Gute Zeiten, in denen die Menschen auch mal einen Tag lang Fake-News vertrugen. In unserem Jahre 2022 werden hier, dies zur Vorwarnung, keine Aprilscherze gemacht. Wir finden die weltpolitische Lage dazu nicht angemessen.

Ansonsten waren die Schlagzeilen jener Tage dürftig. So erfahren wir, dass der Geruchsfilterdeckel an den Biotonnen seine Bewährungsprobe gut bestanden habe. „Es herrscht Ruhe an der Müllfront“, verkündet der Leiter des städtischen Bauverwaltungsamtes, Rolf Heckhuis. 4600 Biomülltonnen mit Filterdeckeln waren im Innenbereich Grevens in einem Jahr ausgeliefert worden. 2000 Haushalte haben sich für die Gebührenkomponente „Eigenkompostierung“ entschieden. Die Biotonnen-Versorgungsquote lag 1997 bei gerade mal 55 Prozent.

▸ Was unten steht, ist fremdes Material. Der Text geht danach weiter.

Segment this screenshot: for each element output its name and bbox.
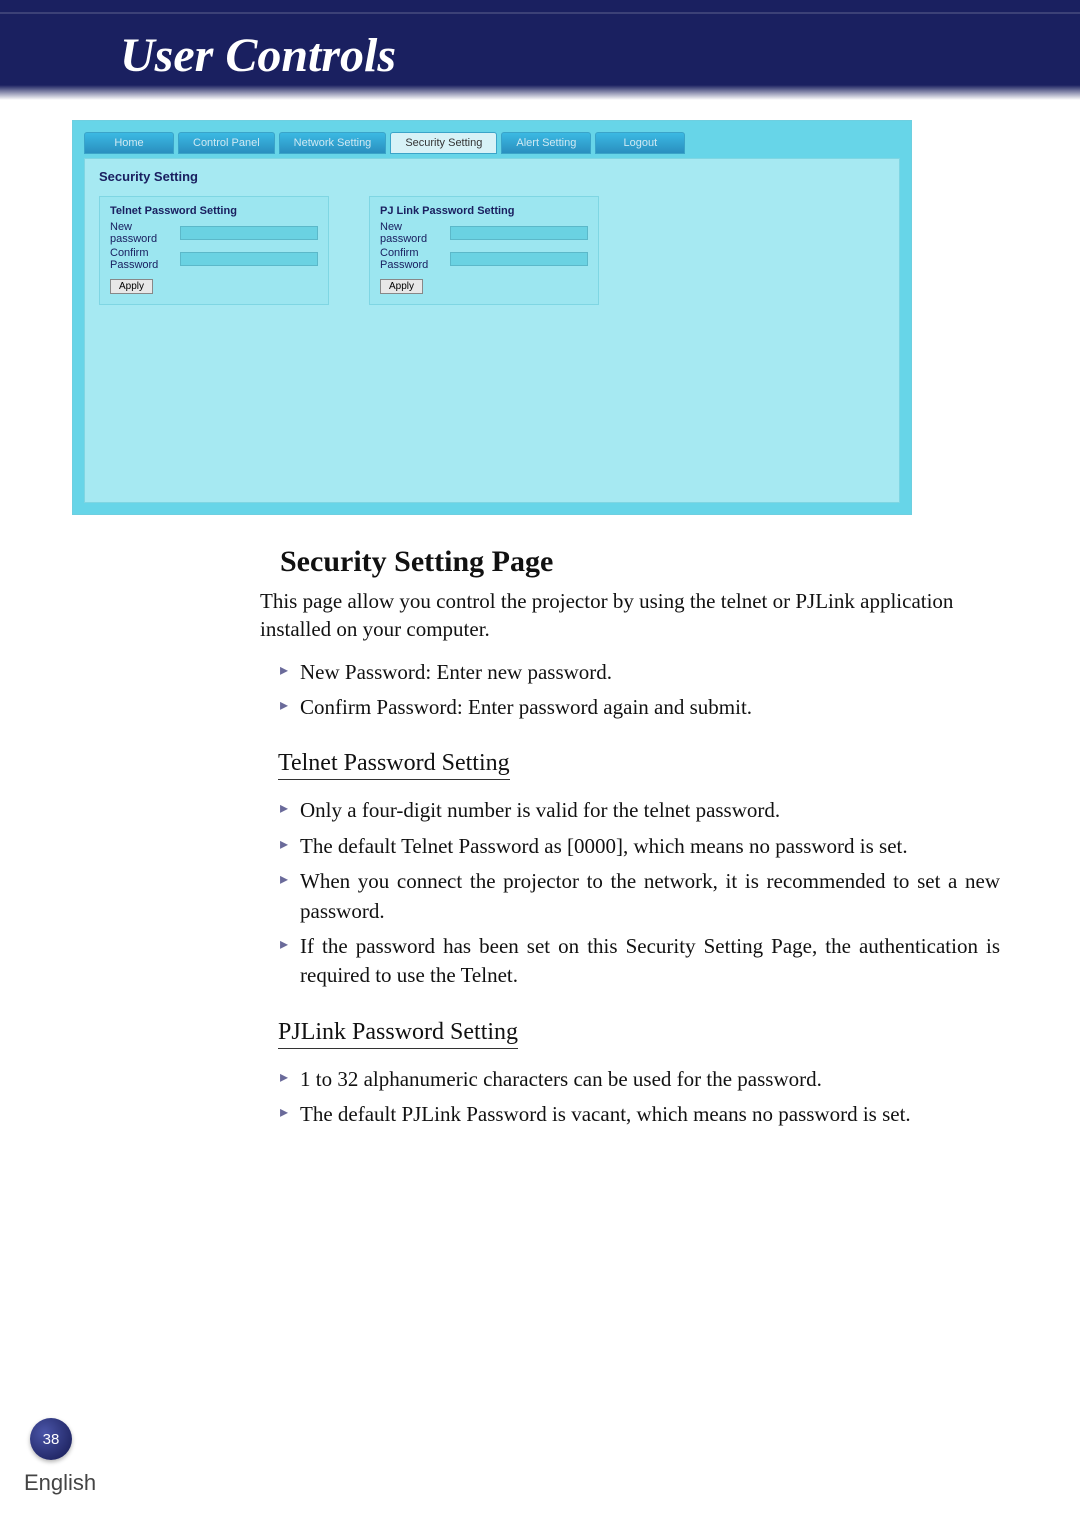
chapter-header: User Controls [0,0,1080,100]
panel-title: Security Setting [99,169,885,184]
telnet-confirm-password-label: Confirm Password [110,247,180,271]
telnet-new-password-input[interactable] [180,226,318,240]
list-item: 1 to 32 alphanumeric characters can be u… [280,1065,1000,1094]
list-item: The default Telnet Password as [0000], w… [280,832,1000,861]
list-item: Only a four-digit number is valid for th… [280,796,1000,825]
list-item: If the password has been set on this Sec… [280,932,1000,991]
telnet-confirm-password-input[interactable] [180,252,318,266]
pjlink-new-password-label: New password [380,221,450,245]
telnet-new-password-label: New password [110,221,180,245]
body-content: Security Setting Page This page allow yo… [260,545,1000,1130]
tab-bar: Home Control Panel Network Setting Secur… [84,132,685,154]
telnet-block-title: Telnet Password Setting [110,205,318,217]
pjlink-block: PJ Link Password Setting New password Co… [369,196,599,305]
telnet-block: Telnet Password Setting New password Con… [99,196,329,305]
tab-network-setting[interactable]: Network Setting [279,132,387,154]
embedded-screenshot: Home Control Panel Network Setting Secur… [72,120,912,515]
list-item: Confirm Password: Enter password again a… [280,693,1000,722]
intro-paragraph: This page allow you control the projecto… [260,587,1000,644]
security-panel: Security Setting Telnet Password Setting… [84,158,900,503]
pjlink-block-title: PJ Link Password Setting [380,205,588,217]
top-bullet-list: New Password: Enter new password. Confir… [260,658,1000,723]
tab-control-panel[interactable]: Control Panel [178,132,275,154]
section-title: Security Setting Page [280,545,1000,579]
list-item: The default PJLink Password is vacant, w… [280,1100,1000,1129]
pjlink-confirm-password-input[interactable] [450,252,588,266]
tab-home[interactable]: Home [84,132,174,154]
page-number-badge: 38 [30,1418,72,1460]
pjlink-bullet-list: 1 to 32 alphanumeric characters can be u… [260,1065,1000,1130]
tab-alert-setting[interactable]: Alert Setting [501,132,591,154]
tab-security-setting[interactable]: Security Setting [390,132,497,154]
telnet-bullet-list: Only a four-digit number is valid for th… [260,796,1000,990]
language-label: English [24,1470,96,1496]
chapter-title: User Controls [120,28,396,83]
telnet-heading: Telnet Password Setting [278,750,510,780]
pjlink-apply-button[interactable]: Apply [380,279,423,294]
list-item: When you connect the projector to the ne… [280,867,1000,926]
pjlink-new-password-input[interactable] [450,226,588,240]
tab-logout[interactable]: Logout [595,132,685,154]
pjlink-heading: PJLink Password Setting [278,1019,518,1049]
telnet-apply-button[interactable]: Apply [110,279,153,294]
pjlink-confirm-password-label: Confirm Password [380,247,450,271]
list-item: New Password: Enter new password. [280,658,1000,687]
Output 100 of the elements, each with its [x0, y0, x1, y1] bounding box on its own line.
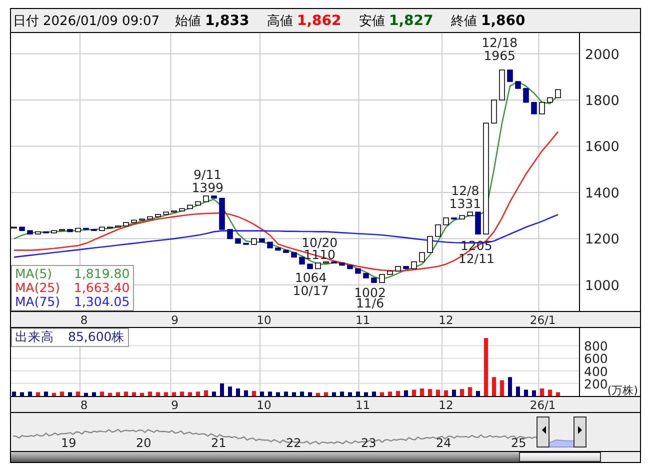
volume-bar [468, 387, 472, 396]
right-range-handle[interactable] [574, 416, 586, 448]
volume-bar [372, 392, 376, 396]
month-label: 9 [171, 398, 178, 412]
volume-bar [92, 392, 96, 396]
legend-value: 1,819.80 [74, 267, 130, 281]
volume-bar [300, 392, 304, 396]
volume-bar [108, 392, 112, 396]
volume-bar [340, 392, 344, 396]
legend-value: 1,663.40 [74, 281, 130, 295]
volume-bar [356, 392, 360, 396]
volume-bar [260, 392, 264, 396]
date-time: 2026/01/09 09:07 [43, 14, 160, 28]
axis-label: 1400 [585, 185, 620, 202]
axis-unit: (万株) [607, 384, 638, 396]
month-label: 10 [256, 398, 272, 412]
price-value: 1,833 [205, 12, 250, 28]
volume-bar [76, 392, 80, 396]
axis-label: 1200 [585, 232, 620, 248]
date-label: 日付 [13, 12, 39, 30]
volume-bar [316, 392, 320, 396]
volume-bar [532, 390, 536, 396]
volume-bar [540, 388, 544, 396]
volume-bar [204, 390, 208, 396]
volume-bar [236, 388, 240, 396]
legend-label: MA(25) [15, 281, 60, 295]
volume-bar [516, 386, 520, 396]
year-label: 21 [211, 436, 226, 450]
month-label: 26/1 [530, 313, 556, 327]
volume-bar [548, 390, 552, 396]
legend-value: 1,304.05 [74, 295, 130, 309]
volume-bar [308, 392, 312, 396]
volume-bar [348, 392, 352, 396]
volume-bar [148, 392, 152, 396]
volume-bar [428, 389, 432, 396]
volume-bar [116, 392, 120, 396]
year-label: 24 [436, 436, 452, 450]
volume-bar [492, 377, 496, 396]
month-label: 8 [80, 398, 88, 412]
volume-bar [188, 392, 192, 396]
price-label: 始値 [175, 12, 201, 30]
volume-bar [508, 377, 512, 396]
volume-bar [124, 392, 128, 396]
volume-bar [36, 392, 40, 396]
volume-bar [100, 392, 104, 396]
volume-bar [460, 389, 464, 396]
price-annotation: 1399 [192, 180, 224, 195]
volume-bar [228, 386, 232, 396]
axis-label: 400 [584, 364, 608, 379]
volume-bar [476, 390, 480, 396]
month-label: 26/1 [530, 398, 556, 412]
price-label: 安値 [359, 12, 385, 30]
volume-bar [396, 390, 400, 396]
volume-bar [420, 388, 424, 396]
volume-bar [84, 392, 88, 396]
volume-bar [452, 390, 456, 396]
price-annotation: 1064 [294, 270, 327, 285]
volume-bar [20, 392, 24, 396]
volume-bar [28, 392, 32, 396]
axis-label: 1000 [585, 278, 620, 294]
price-label: 高値 [267, 12, 293, 30]
volume-bar [180, 392, 184, 396]
price-annotation: 10/20 [302, 235, 338, 250]
price-value: 1,827 [389, 12, 434, 28]
price-annotation: 12/8 [451, 182, 480, 198]
price-annotation: 1331 [449, 196, 482, 211]
price-label: 終値 [451, 12, 477, 30]
year-label: 19 [61, 436, 76, 450]
month-label: 10 [256, 313, 272, 327]
axis-label: 200 [584, 376, 608, 392]
volume-bar [172, 392, 176, 396]
legend-label: MA(75) [15, 295, 60, 309]
year-label: 22 [286, 436, 302, 450]
price-annotation: 10/17 [292, 282, 329, 298]
volume-bar [380, 392, 384, 396]
price-annotation: 1965 [484, 48, 516, 63]
left-range-handle[interactable] [536, 416, 550, 448]
volume-bar [156, 392, 160, 396]
axis-label: 800 [584, 338, 608, 354]
volume-bar [276, 392, 280, 396]
legend-value: 85,600株 [68, 329, 125, 346]
volume-bar [60, 392, 64, 396]
month-label: 12 [438, 398, 454, 412]
price-annotation: 12/11 [458, 250, 494, 266]
month-label: 12 [438, 313, 454, 327]
price-value: 1,862 [297, 12, 342, 28]
volume-bar [412, 390, 416, 396]
legend-label: MA(5) [15, 267, 52, 281]
price-annotation: 12/18 [482, 34, 518, 50]
scrollbar-thumb[interactable] [519, 452, 601, 462]
volume-bar [12, 392, 16, 396]
month-label: 8 [80, 313, 88, 327]
volume-bar [556, 392, 560, 396]
volume-bar [268, 392, 272, 396]
scrollbar[interactable] [11, 451, 640, 462]
volume-bar [244, 390, 248, 396]
volume-bar [164, 392, 168, 396]
volume-bar [212, 392, 216, 396]
legend-label: 出来高 [15, 329, 54, 346]
volume-bar [252, 390, 256, 396]
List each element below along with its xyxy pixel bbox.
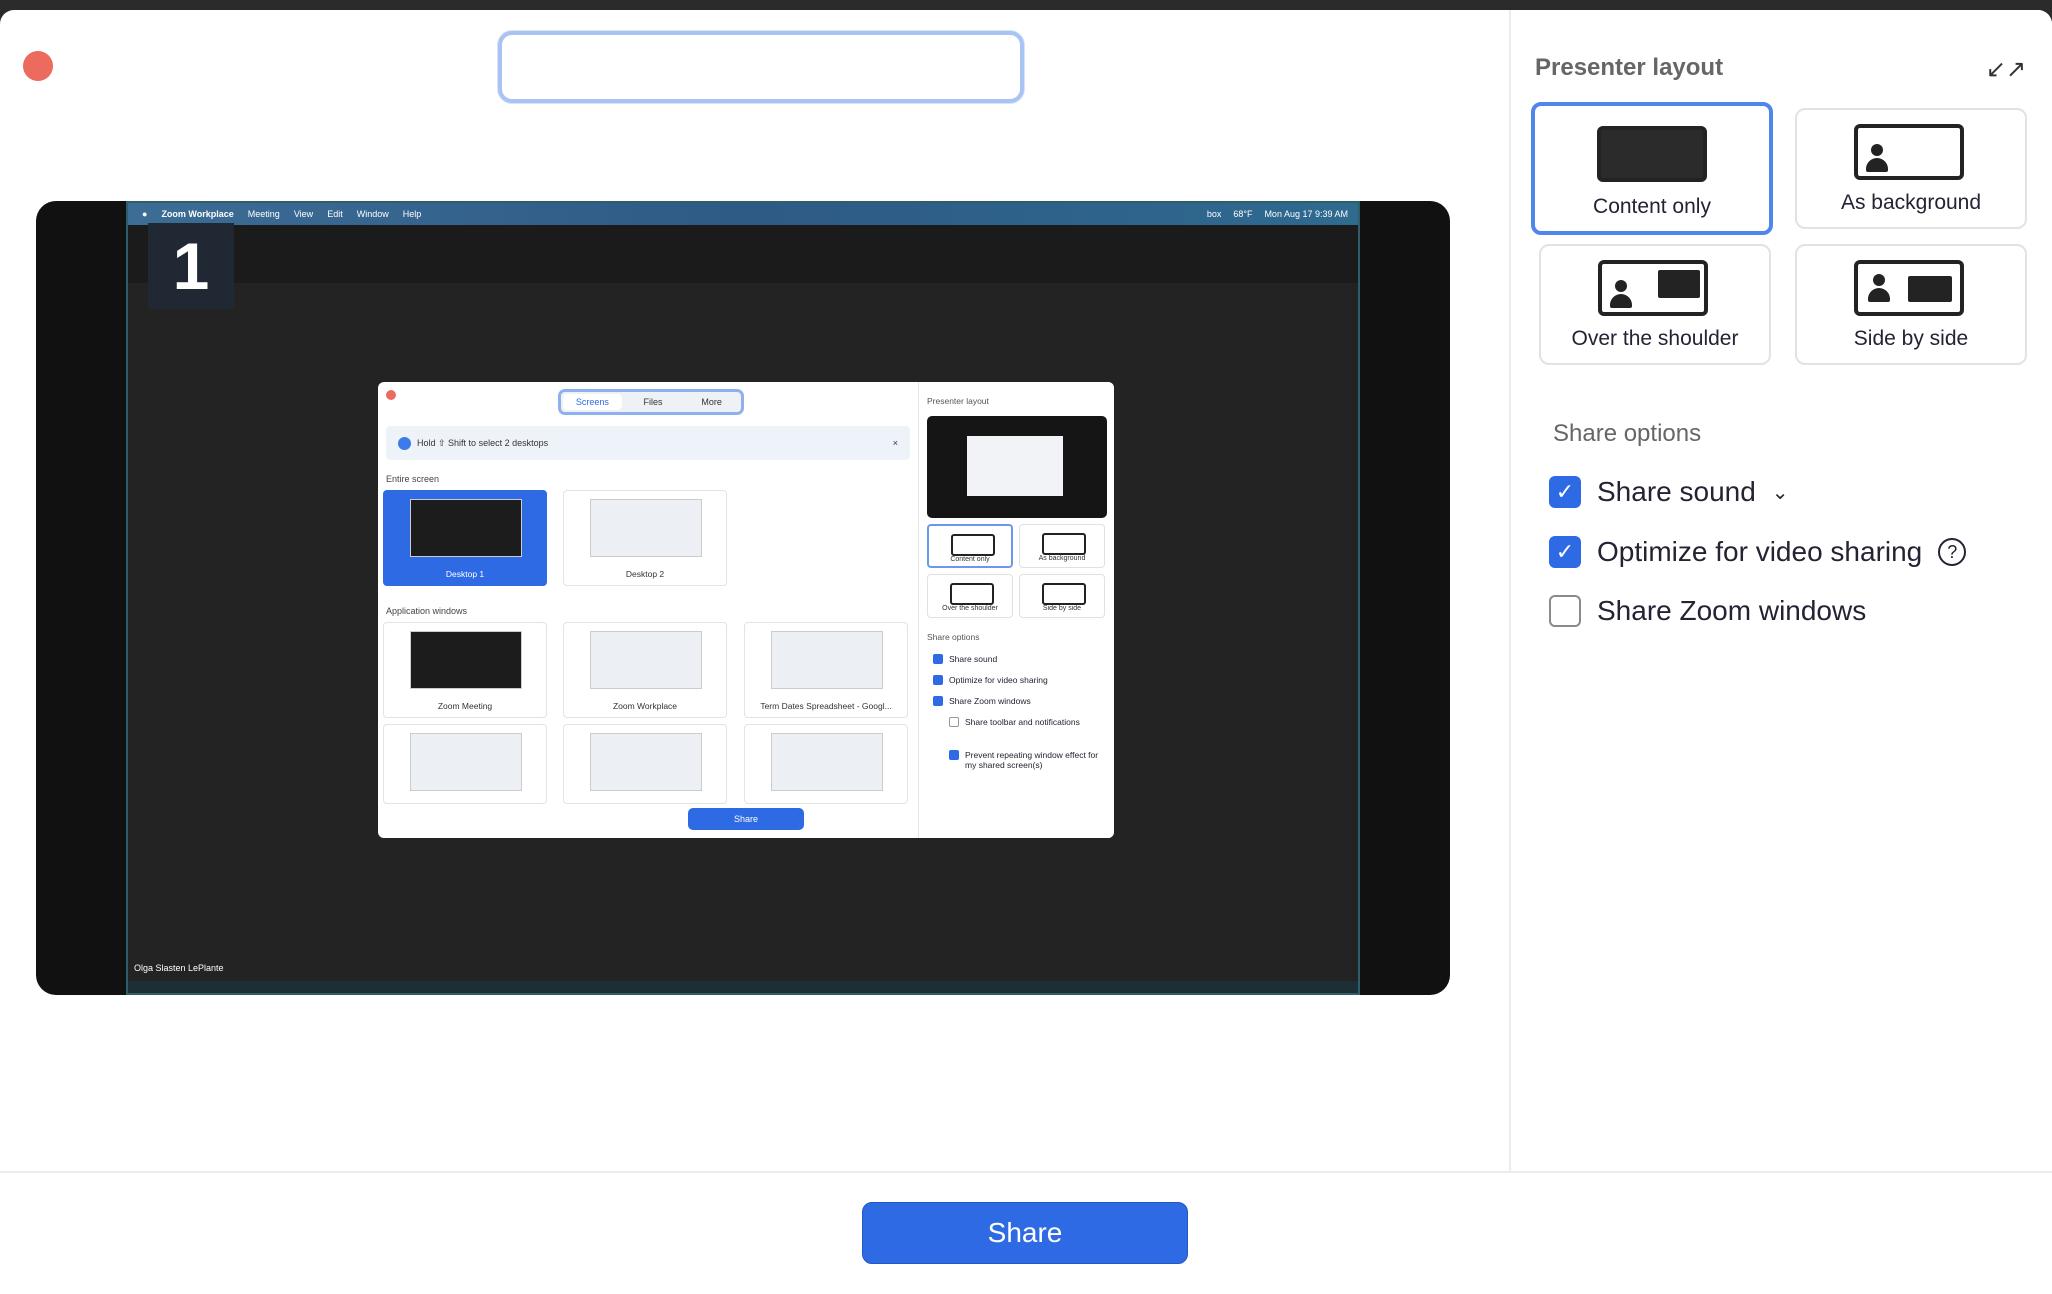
screen-number-badge: 1 xyxy=(148,223,234,309)
close-icon: × xyxy=(892,438,898,448)
help-icon[interactable]: ? xyxy=(1938,538,1967,566)
side-by-side-icon xyxy=(1854,260,1964,316)
option-optimize-video[interactable]: ✓ Optimize for video sharing ? xyxy=(1549,536,1967,568)
weather-text: 68°F xyxy=(1233,209,1253,219)
mini-app-tile xyxy=(744,724,908,804)
mini-app-windows-label: Application windows xyxy=(386,606,468,616)
share-options-title: Share options xyxy=(1553,420,1702,447)
chevron-down-icon[interactable]: ⌄ xyxy=(1772,480,1789,505)
mini-option: Prevent repeating window effect for my s… xyxy=(949,750,1099,770)
menubar-app-name: Zoom Workplace xyxy=(161,209,234,219)
mini-share-button: Share xyxy=(688,808,804,830)
mini-layout-preview xyxy=(927,416,1107,518)
share-sound-checkbox[interactable]: ✓ xyxy=(1549,476,1581,508)
layout-side-by-side[interactable]: Side by side xyxy=(1795,244,2027,365)
clock-text: Mon Aug 17 9:39 AM xyxy=(1264,209,1348,219)
option-share-zoom-windows[interactable]: Share Zoom windows xyxy=(1549,595,1866,627)
share-zoom-windows-checkbox[interactable] xyxy=(1549,595,1581,627)
menubar-item: Window xyxy=(356,209,389,219)
mac-menubar: ● Zoom Workplace Meeting View Edit Windo… xyxy=(128,203,1358,225)
option-share-sound[interactable]: ✓ Share sound ⌄ xyxy=(1549,476,1789,508)
box-icon: box xyxy=(1206,209,1222,219)
option-label: Optimize for video sharing xyxy=(1597,536,1923,567)
info-icon xyxy=(398,436,411,450)
content-only-icon xyxy=(1597,126,1707,182)
window-strip xyxy=(128,225,1358,283)
collapse-icon[interactable]: ↙↗ xyxy=(1986,52,2026,86)
mini-option: Share toolbar and notifications xyxy=(949,717,1089,727)
menubar-item: Meeting xyxy=(247,209,280,219)
options-panel: Presenter layout ↙↗ Content only As back… xyxy=(1509,10,2052,1171)
participant-name-tag: Olga Slasten LePlante xyxy=(134,963,224,973)
presenter-layout-title: Presenter layout xyxy=(1535,54,1724,81)
mini-entire-screen-label: Entire screen xyxy=(386,474,440,484)
menubar-item: View xyxy=(293,209,314,219)
layout-label: Content only xyxy=(1593,195,1711,218)
mini-desktop-tile: Desktop 2 xyxy=(563,490,727,586)
mini-layout-option: Content only xyxy=(927,524,1013,568)
layout-as-background[interactable]: As background xyxy=(1795,108,2027,229)
share-screen-window: ● Zoom Workplace Meeting View Edit Windo… xyxy=(0,10,2052,1294)
over-the-shoulder-icon xyxy=(1598,260,1708,316)
mini-app-tile: Term Dates Spreadsheet - Googl... xyxy=(744,622,908,718)
layout-label: As background xyxy=(1840,191,1982,214)
mini-info-text: Hold ⇧ Shift to select 2 desktops xyxy=(417,437,549,448)
mini-option: Share Zoom windows xyxy=(933,696,1031,706)
mini-option: Share sound xyxy=(933,654,997,664)
mini-tab: Files xyxy=(643,397,663,407)
mini-app-tile: Zoom Meeting xyxy=(383,622,547,718)
mini-layout-option: Side by side xyxy=(1019,574,1105,618)
layout-content-only[interactable]: Content only xyxy=(1531,102,1773,235)
mini-close-dot xyxy=(386,390,396,400)
mini-tab: Screens xyxy=(563,394,622,410)
desktop-screenshot: ● Zoom Workplace Meeting View Edit Windo… xyxy=(126,201,1360,995)
share-button[interactable]: Share xyxy=(862,1202,1188,1264)
mini-layout-option: As background xyxy=(1019,524,1105,568)
optimize-video-checkbox[interactable]: ✓ xyxy=(1549,536,1581,568)
close-window-button[interactable] xyxy=(23,51,53,81)
layout-label: Side by side xyxy=(1853,327,1969,350)
option-label: Share sound xyxy=(1597,476,1756,507)
mini-layout-option: Over the shoulder xyxy=(927,574,1013,618)
mini-presenter-title: Presenter layout xyxy=(927,396,989,406)
layout-over-the-shoulder[interactable]: Over the shoulder xyxy=(1539,244,1771,365)
mini-tabs: Screens Files More xyxy=(558,389,744,415)
mini-share-dialog: Screens Files More Hold ⇧ Shift to selec… xyxy=(378,382,1114,838)
menubar-item: Help xyxy=(402,209,422,219)
source-tabs-box[interactable] xyxy=(498,31,1024,103)
as-background-icon xyxy=(1854,124,1964,180)
mini-desktop-tile: Desktop 1 xyxy=(383,490,547,586)
mini-app-tile xyxy=(383,724,547,804)
screen-preview[interactable]: ● Zoom Workplace Meeting View Edit Windo… xyxy=(36,201,1450,995)
menubar-item: Edit xyxy=(327,209,343,219)
option-label: Share Zoom windows xyxy=(1597,595,1867,626)
mini-right-panel: Presenter layout Content only As backgro… xyxy=(918,382,1114,838)
mini-tab: More xyxy=(701,397,722,407)
mini-option: Optimize for video sharing xyxy=(933,675,1048,685)
footer-divider xyxy=(0,1171,2052,1173)
menubar-status: box 68°F Mon Aug 17 9:39 AM xyxy=(1207,209,1358,219)
layout-label: Over the shoulder xyxy=(1571,327,1739,350)
mini-info-banner: Hold ⇧ Shift to select 2 desktops × xyxy=(386,426,910,460)
screen-bottom-bar xyxy=(128,981,1358,993)
mini-share-options-title: Share options xyxy=(927,632,980,642)
mini-app-tile: Zoom Workplace xyxy=(563,622,727,718)
mini-app-tile xyxy=(563,724,727,804)
apple-icon: ● xyxy=(142,209,148,219)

Rolf Heckhuis verband diese Bilanz mit einem persönlichen Jubiläum. Der Abfall-Experte im Rathaus feierte sein 40-jähriges Dienstjubiläum und wurde dafür von Bürgermeister Rudolf Steingrube geehrt. Nicht nur, dass er das Bauverwaltungsamt leitete, gleichzeitig war Heckhuis auch noch Vorsitzender des Personalrats, einer dem, so der Bürgermeister, „sehr an einem kollegialen Verhältnis gelegen“ sei.

Die Verbraucherberatung wies übrigens im April 1997 auf ein Gesetz hin, das erst am 1. Januar 1999 in Kraft trat, aber für viele Menschen mit klammen Geldbeutel entscheidend war: Erstmals sollte ein neues Privatkonkursrecht dafür sorgen, dass Schuldner nur noch sieben Jahre ihr pfändbares Einkommen einem Treuhänder aushändigen mussten. Danach waren die Restschulden getilgt.